Il en a été de même à Poitiers.
- De très nombreux parquets ont signé des contrats locaux
de sécurité qui pour la grande majorité d'entre eux
comportent un volet relatif à l'intervention systématique
du parquet des mineurs pour toute infraction pénale commise et
notamment pour les actes de primo-délinquance.

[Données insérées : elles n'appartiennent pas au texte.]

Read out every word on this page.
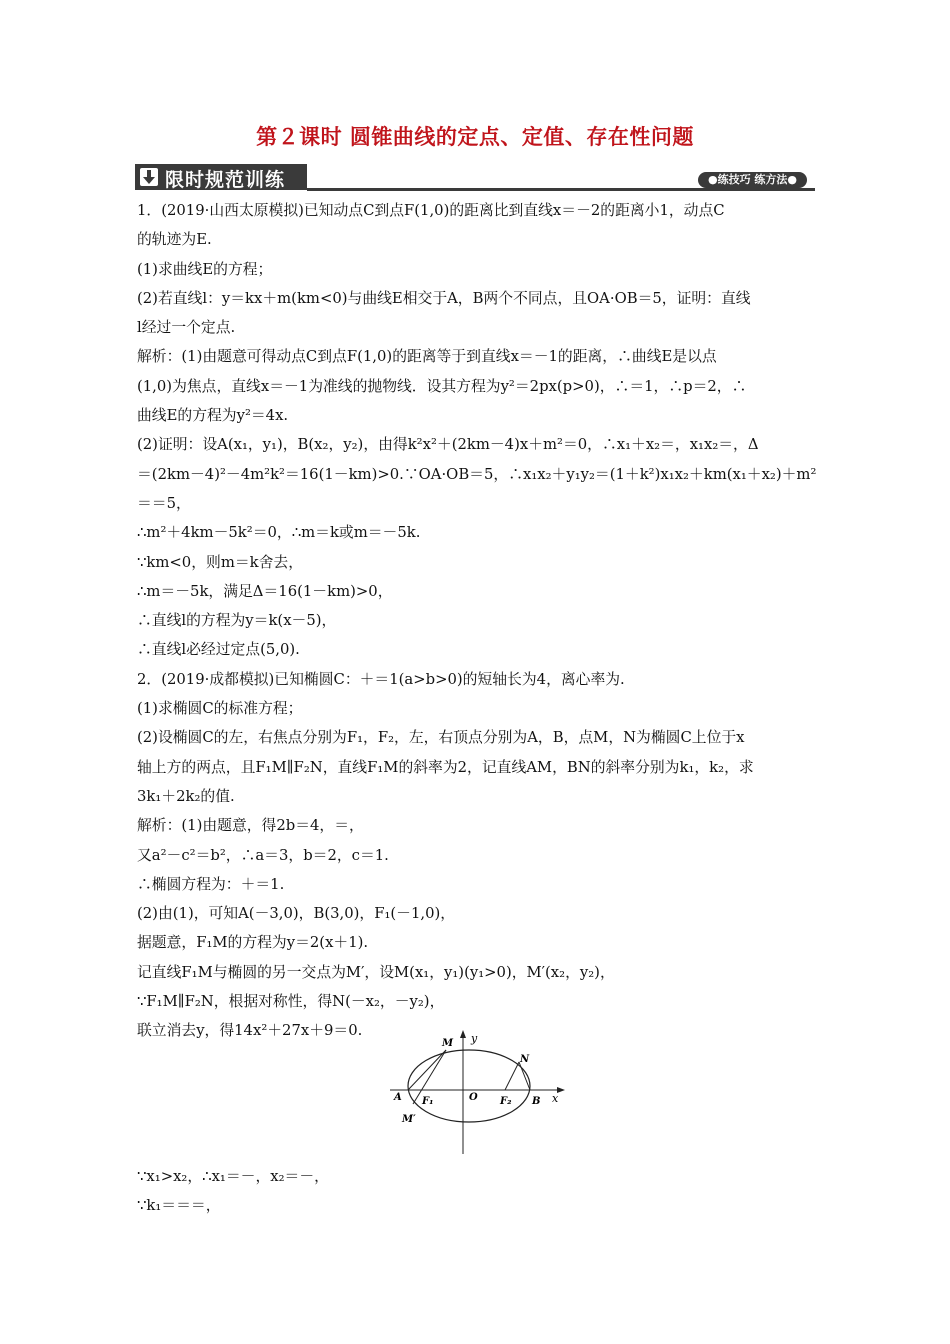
第２课时 圆锥曲线的定点、定值、存在性问题
限时规范训练	●练技巧 练方法●
1．(2019·山西太原模拟)已知动点C到点F(1,0)的距离比到直线x＝－2的距离小1，动点C
的轨迹为E.
(1)求曲线E的方程；
(2)若直线l：y＝kx＋m(km<0)与曲线E相交于A，B两个不同点，且OA·OB＝5，证明：直线
l经过一个定点.
解析：(1)由题意可得动点C到点F(1,0)的距离等于到直线x＝－1的距离，∴曲线E是以点
(1,0)为焦点，直线x＝－1为准线的抛物线．设其方程为y²＝2px(p>0)，∴＝1，∴p＝2，∴
曲线E的方程为y²＝4x.
(2)证明：设A(x₁，y₁)，B(x₂，y₂)，由得k²x²＋(2km－4)x＋m²＝0，∴x₁＋x₂＝，x₁x₂＝，Δ
＝(2km－4)²－4m²k²＝16(1－km)>0.∵OA·OB＝5，∴x₁x₂＋y₁y₂＝(1＋k²)x₁x₂＋km(x₁＋x₂)＋m²
＝＝5，
∴m²＋4km－5k²＝0，∴m＝k或m＝－5k.
∵km<0，则m＝k舍去，
∴m＝－5k，满足Δ＝16(1－km)>0，
∴直线l的方程为y＝k(x－5)，
∴直线l必经过定点(5,0).
2．(2019·成都模拟)已知椭圆C：＋＝1(a>b>0)的短轴长为4，离心率为.
(1)求椭圆C的标准方程；
(2)设椭圆C的左，右焦点分别为F₁，F₂，左，右顶点分别为A，B，点M，N为椭圆C上位于x
轴上方的两点，且F₁M∥F₂N，直线F₁M的斜率为2，记直线AM，BN的斜率分别为k₁，k₂，求
3k₁＋2k₂的值.
解析：(1)由题意，得2b＝4，＝，
又a²－c²＝b²，∴a＝3，b＝2，c＝1.
∴椭圆方程为：＋＝1.
(2)由(1)，可知A(－3,0)，B(3,0)，F₁(－1,0)，
据题意，F₁M的方程为y＝2(x＋1).
记直线F₁M与椭圆的另一交点为M′，设M(x₁，y₁)(y₁>0)，M′(x₂，y₂)，
∵F₁M∥F₂N，根据对称性，得N(－x₂，－y₂)，
联立消去y，得14x²＋27x＋9＝0.	y
x
M
N
A F₁	O F₂ B
M′
∵x₁>x₂，∴x₁＝－，x₂＝－，
∵k₁＝＝＝，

C'est ainsi qu'à
la mi-septembre 1999, 290 contrats locaux de sécurité avaient
été signés et 430 étaient en cours d'élaboration.
Entre les 2/3 et les 3/4 d'entre eux comportent un volet mineur tel que
cela avait été préconisé dans la circulaire
interministérielle du 28 octobre 1997.
6. Suivi post sentenciel des mineurs
Tous les parquets déplorent les conditions actuelles d'incarcération
des mineurs qui ne sont pas satisfaisantes. Ils considèrent qu'il
y a lieu de réformer la carte pénitentiaire concernant les
établissement susceptibles de recevoir des mineurs délinquants.
Pour tenter de résoudre le problème relatif à la
prise en charge des mineurs dans la continuité, c'est à
dire de la commission des faits au post-sentenciel, une cellule régionale
"justice-mineurs" a été mise en place dans la
région parisienne, le 18 décembre 1998, comprenant les magistrats
spécialisées des cours d'appel de Versailles et de Paris
ainsi que les directeurs régionaux de la protection judiciaire
de la jeunesse et de l'administration pénitentiaire. Son objectif
est de permettre une meilleure circulation de l'information et une mutualisation
des moyens et des ressources.
Dans les prochains mois, dans le ressort du tribunal de grande instance
de Montpellier, une commission de suivi des mineurs incarcérés
regroupant les services de l'administration pénitentiaire, de la
direction de la protection judiciaire de la jeunesse, les juges des enfants
et le parquet. Il s'agit de mettre en place des projets éducatifs
dans la perspective d'une remise en liberté de ces mineurs.